Delta Lake Python
Deltalake is an open-source Python library providing native Delta Lake bindings based on the `delta-rs` Rust library, offering efficient and robust interaction with Delta Lake tables without requiring Apache Spark or JVM dependencies. It includes seamless integration with data manipulation libraries like Pandas, Polars, and PyArrow. The library is actively developed, with its current version being 1.5.0, and receives frequent updates to enhance performance and features.
Warnings
- breaking In `deltalake` v1.5.0, the `get_add_actions` method now returns an `ArrowTable` instead of an `ArrowRecordBatch`. Code relying on the specific `ArrowRecordBatch` type or its API will break.
- breaking Checkpoint schema changes between `deltalake` versions, notably around `0.25.5` and `1.0.2`, can lead to `DeltaError: Failed to parse parquet: Arrow: Incompatible type` when attempting to read or create checkpoints from older tables, especially if `nullable` properties for fields like `path`, `size`, `modificationTime` changed from `True` to `False`.
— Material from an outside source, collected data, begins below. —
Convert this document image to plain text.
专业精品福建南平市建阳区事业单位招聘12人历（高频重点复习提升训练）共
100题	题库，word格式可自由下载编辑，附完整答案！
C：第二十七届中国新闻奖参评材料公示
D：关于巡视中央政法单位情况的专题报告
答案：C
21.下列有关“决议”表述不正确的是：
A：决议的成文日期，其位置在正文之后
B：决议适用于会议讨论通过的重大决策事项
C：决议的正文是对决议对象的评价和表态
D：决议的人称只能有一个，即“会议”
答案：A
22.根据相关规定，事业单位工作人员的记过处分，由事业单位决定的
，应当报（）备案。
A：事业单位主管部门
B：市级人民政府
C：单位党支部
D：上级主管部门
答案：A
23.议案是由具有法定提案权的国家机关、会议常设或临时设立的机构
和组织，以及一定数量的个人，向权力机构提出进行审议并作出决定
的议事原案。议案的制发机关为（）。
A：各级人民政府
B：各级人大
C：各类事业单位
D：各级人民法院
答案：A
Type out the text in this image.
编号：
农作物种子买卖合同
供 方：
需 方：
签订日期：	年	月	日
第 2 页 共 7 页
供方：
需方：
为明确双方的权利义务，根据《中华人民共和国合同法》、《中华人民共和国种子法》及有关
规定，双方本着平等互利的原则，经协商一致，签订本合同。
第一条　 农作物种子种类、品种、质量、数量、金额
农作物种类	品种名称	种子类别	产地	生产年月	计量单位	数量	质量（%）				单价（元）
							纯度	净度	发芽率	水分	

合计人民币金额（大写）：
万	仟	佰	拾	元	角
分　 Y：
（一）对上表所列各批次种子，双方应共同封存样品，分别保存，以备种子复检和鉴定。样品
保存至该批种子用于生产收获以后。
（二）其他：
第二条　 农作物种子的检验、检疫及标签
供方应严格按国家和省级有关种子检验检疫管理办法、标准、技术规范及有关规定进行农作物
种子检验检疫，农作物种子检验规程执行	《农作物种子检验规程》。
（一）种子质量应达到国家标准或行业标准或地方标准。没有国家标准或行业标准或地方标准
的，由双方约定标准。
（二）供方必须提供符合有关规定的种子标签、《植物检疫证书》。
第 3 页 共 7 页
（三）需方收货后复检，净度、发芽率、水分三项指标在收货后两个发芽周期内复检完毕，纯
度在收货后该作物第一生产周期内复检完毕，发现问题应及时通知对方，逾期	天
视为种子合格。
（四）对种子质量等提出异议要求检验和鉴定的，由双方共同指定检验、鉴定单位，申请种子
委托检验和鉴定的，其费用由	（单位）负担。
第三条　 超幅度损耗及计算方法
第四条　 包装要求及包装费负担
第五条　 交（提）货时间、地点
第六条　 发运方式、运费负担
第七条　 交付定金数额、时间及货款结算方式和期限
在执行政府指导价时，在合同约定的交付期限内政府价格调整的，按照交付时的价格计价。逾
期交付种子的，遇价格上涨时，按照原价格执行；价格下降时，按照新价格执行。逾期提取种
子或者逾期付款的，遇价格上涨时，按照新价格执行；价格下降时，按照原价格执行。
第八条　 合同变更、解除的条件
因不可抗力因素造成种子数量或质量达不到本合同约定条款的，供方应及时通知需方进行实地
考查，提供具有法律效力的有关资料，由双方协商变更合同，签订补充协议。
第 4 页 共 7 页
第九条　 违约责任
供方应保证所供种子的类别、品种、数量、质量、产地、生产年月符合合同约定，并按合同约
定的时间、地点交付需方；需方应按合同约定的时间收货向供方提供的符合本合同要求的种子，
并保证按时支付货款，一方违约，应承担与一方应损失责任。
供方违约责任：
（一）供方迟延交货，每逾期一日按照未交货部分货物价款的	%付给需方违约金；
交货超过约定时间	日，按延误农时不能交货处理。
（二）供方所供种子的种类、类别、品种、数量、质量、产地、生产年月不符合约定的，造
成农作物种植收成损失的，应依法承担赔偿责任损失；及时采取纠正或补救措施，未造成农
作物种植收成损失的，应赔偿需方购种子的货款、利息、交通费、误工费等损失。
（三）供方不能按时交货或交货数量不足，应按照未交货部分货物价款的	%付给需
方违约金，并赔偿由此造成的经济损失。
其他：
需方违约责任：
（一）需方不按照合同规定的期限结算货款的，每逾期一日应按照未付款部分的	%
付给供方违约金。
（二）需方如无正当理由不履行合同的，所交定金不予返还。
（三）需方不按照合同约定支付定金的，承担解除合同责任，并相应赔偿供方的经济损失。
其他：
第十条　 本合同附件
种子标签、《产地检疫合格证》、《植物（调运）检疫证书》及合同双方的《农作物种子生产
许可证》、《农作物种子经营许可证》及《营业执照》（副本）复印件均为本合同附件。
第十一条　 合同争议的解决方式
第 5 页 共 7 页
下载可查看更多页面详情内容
- gotcha The `deltalake` Python library is a native implementation distinct from `delta-spark`. While both interact with Delta Lake, `deltalake` does not require Apache Spark or a JVM. Ensure you are using the correct library for your ecosystem, as `delta-spark` imports (e.g., `from delta.tables import DeltaTable`) are not compatible with `deltalake`.
- gotcha Concurrent write operations (e.g., multiple processes appending or updating a table simultaneously) can lead to `ConcurrentAppendException`, `ConcurrentDeleteReadException`, or `ConcurrentModificationException` due to optimistic concurrency control. While Delta Lake guarantees ACID properties, conflicts require handling.
- gotcha Operations like `DeltaTable.delete()` or `write_deltalake(mode="overwrite")` only mark files for deletion in the Delta transaction log. The physical files are not immediately removed from storage. This can lead to increased storage costs if not managed.
- gotcha Some functionalities, especially around `MERGE` operations, might require configuring disk spilling for large datasets to avoid out-of-memory errors.
Install
-
pip install deltalake pandas pyarrow
Imports
- DeltaTable
from deltalake import DeltaTable
- write_deltalake
from deltalake import write_deltalake
Quickstart
import pandas as pd
from deltalake import write_deltalake, DeltaTable
import os
# Define a Delta Lake table path
table_path = "./tmp_delta_table"
# Ensure the directory exists or is cleaned up for a fresh start
if os.path.exists(table_path):
import shutil
shutil.rmtree(table_path)
# 1. Create a Pandas DataFrame
df = pd.DataFrame({"id": [1, 2], "value": ["A", "B"]})
# 2. Write the DataFrame to a Delta Lake table
write_deltalake(table_path, df)
print(f"Initial Delta table created at: {table_path}")
# 3. Load the Delta table
dt = DeltaTable(table_path)
print(f"Current table version: {dt.version()}")
print("Current table data:")
print(dt.to_pandas().to_markdown(index=False))
# 4. Append new data to the table
new_df = pd.DataFrame({"id": [3, 4], "value": ["C", "D"]})
write_deltalake(table_path, new_df, mode="append")
print("\nData appended. New table version:")
dt_updated = DeltaTable(table_path)
print(f"Current table version: {dt_updated.version()}")
print("Updated table data:")
print(dt_updated.to_pandas().to_markdown(index=False))
# 5. Read an older version of the table (Time Travel)
dt_v0 = DeltaTable(table_path, version=0)
print("\nData from version 0 (time travel):")
print(dt_v0.to_pandas().to_markdown(index=False))
# Clean up temporary files (optional)
# shutil.rmtree(table_path)